Nils sped after him. He forced himself not to look to his right. The compound was situated atop a high cliff that plunged into the sea. If he were to lose his balance, he’d fall of hundreds of meters. And if he did manage to survive that tumble, jagged rocks speared up from the sea, canceling out any possibility of a water landing. Heights didn’t bother him, but
these
heights proved to be the exception.

Stay focused on Marek. Bring that bastard down.

Sound overhead momentarily distracted him. Celene’s Phantom hunted the PRAXIS clipper.

Nils had the advantage of longer legs and no head injuries, and he shot at Marek as he ran. The traitor managed to dodge the plasma fire.
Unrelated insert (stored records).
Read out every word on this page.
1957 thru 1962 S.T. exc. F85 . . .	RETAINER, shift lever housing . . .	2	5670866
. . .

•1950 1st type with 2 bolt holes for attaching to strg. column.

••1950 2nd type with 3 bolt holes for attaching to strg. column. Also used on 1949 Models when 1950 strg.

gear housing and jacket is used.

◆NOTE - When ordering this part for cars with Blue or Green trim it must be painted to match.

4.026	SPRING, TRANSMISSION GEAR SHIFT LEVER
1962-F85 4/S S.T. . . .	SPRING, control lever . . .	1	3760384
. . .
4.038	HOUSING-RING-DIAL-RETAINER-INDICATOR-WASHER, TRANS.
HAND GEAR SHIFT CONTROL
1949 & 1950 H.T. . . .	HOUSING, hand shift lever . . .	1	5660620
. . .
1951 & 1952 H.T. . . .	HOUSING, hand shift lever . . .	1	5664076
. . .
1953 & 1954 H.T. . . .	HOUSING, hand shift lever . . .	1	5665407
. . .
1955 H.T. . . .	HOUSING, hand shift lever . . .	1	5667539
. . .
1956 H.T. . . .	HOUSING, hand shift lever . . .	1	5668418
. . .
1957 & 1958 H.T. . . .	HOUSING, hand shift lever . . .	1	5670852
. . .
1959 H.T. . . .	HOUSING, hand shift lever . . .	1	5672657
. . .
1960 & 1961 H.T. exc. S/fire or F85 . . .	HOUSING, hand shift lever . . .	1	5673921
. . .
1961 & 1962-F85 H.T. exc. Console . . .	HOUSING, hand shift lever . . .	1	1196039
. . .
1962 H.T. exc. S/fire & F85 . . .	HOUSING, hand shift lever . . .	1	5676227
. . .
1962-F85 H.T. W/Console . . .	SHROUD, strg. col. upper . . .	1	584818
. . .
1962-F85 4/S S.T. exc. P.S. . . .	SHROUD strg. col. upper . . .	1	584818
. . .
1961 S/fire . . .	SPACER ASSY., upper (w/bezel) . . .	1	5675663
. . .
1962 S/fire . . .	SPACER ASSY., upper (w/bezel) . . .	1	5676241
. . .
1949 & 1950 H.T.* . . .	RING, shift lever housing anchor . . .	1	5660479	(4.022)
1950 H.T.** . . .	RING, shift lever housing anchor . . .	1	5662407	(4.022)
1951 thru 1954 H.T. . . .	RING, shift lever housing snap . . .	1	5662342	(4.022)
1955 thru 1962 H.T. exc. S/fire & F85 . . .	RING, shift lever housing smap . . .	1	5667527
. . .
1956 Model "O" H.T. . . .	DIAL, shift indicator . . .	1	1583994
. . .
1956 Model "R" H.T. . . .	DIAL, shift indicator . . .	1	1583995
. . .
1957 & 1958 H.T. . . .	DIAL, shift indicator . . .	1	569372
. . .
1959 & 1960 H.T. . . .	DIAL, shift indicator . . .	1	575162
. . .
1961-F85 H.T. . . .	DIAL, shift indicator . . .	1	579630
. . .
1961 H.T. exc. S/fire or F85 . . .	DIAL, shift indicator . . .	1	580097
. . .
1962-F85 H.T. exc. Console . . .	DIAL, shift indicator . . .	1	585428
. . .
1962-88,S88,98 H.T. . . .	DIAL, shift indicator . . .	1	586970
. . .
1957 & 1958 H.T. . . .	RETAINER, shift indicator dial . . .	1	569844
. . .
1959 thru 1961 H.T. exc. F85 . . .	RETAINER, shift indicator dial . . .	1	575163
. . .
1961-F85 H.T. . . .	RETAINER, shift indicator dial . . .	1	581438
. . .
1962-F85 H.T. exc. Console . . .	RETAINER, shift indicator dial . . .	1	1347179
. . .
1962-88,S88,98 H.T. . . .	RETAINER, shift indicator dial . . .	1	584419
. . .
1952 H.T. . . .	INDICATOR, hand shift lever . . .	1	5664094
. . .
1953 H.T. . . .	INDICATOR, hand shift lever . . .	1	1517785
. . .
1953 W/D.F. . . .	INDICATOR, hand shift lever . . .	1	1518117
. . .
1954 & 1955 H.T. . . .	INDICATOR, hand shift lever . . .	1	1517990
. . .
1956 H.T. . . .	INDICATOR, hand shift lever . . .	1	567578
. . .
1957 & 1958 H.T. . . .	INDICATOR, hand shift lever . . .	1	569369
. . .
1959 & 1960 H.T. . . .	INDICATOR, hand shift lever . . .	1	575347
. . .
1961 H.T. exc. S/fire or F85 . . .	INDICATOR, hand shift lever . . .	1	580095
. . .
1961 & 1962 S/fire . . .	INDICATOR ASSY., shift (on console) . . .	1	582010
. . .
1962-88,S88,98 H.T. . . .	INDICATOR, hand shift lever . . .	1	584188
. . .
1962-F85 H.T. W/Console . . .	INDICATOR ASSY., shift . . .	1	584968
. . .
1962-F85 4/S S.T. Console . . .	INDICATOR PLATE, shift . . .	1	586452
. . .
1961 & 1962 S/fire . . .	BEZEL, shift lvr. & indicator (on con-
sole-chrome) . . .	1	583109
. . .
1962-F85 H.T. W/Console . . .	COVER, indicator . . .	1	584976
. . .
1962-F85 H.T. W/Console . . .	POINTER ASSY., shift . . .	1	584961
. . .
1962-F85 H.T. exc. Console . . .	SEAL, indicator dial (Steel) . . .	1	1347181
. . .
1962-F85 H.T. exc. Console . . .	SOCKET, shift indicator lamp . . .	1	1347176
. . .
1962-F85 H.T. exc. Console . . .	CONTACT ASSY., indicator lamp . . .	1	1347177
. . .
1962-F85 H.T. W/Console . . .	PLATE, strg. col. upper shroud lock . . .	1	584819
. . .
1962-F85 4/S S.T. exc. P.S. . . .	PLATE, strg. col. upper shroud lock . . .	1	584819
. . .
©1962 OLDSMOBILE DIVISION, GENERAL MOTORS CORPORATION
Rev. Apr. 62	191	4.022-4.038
He bent low and pulled something from a notch in the wall. Nils ducked as blasts raced past him. Marek must have stashed weapons around the compound. This was his emergency escape route.

Nils shot once more, and Marek staggered. Taking advantage of the stumble, Nils shortened the distance between them. But as he drew nearer, Marek fired again, hitting him in the hand. Nils’s grip loosened, and the shotgun fell from his hold. Without watching, he knew that the shotgun plummeted toward the water. It would look miniscule as it plunged down into the churning sea.

The scent of singed flesh rose up. He sucked in a breath, pain radiating up into his arm and through his body.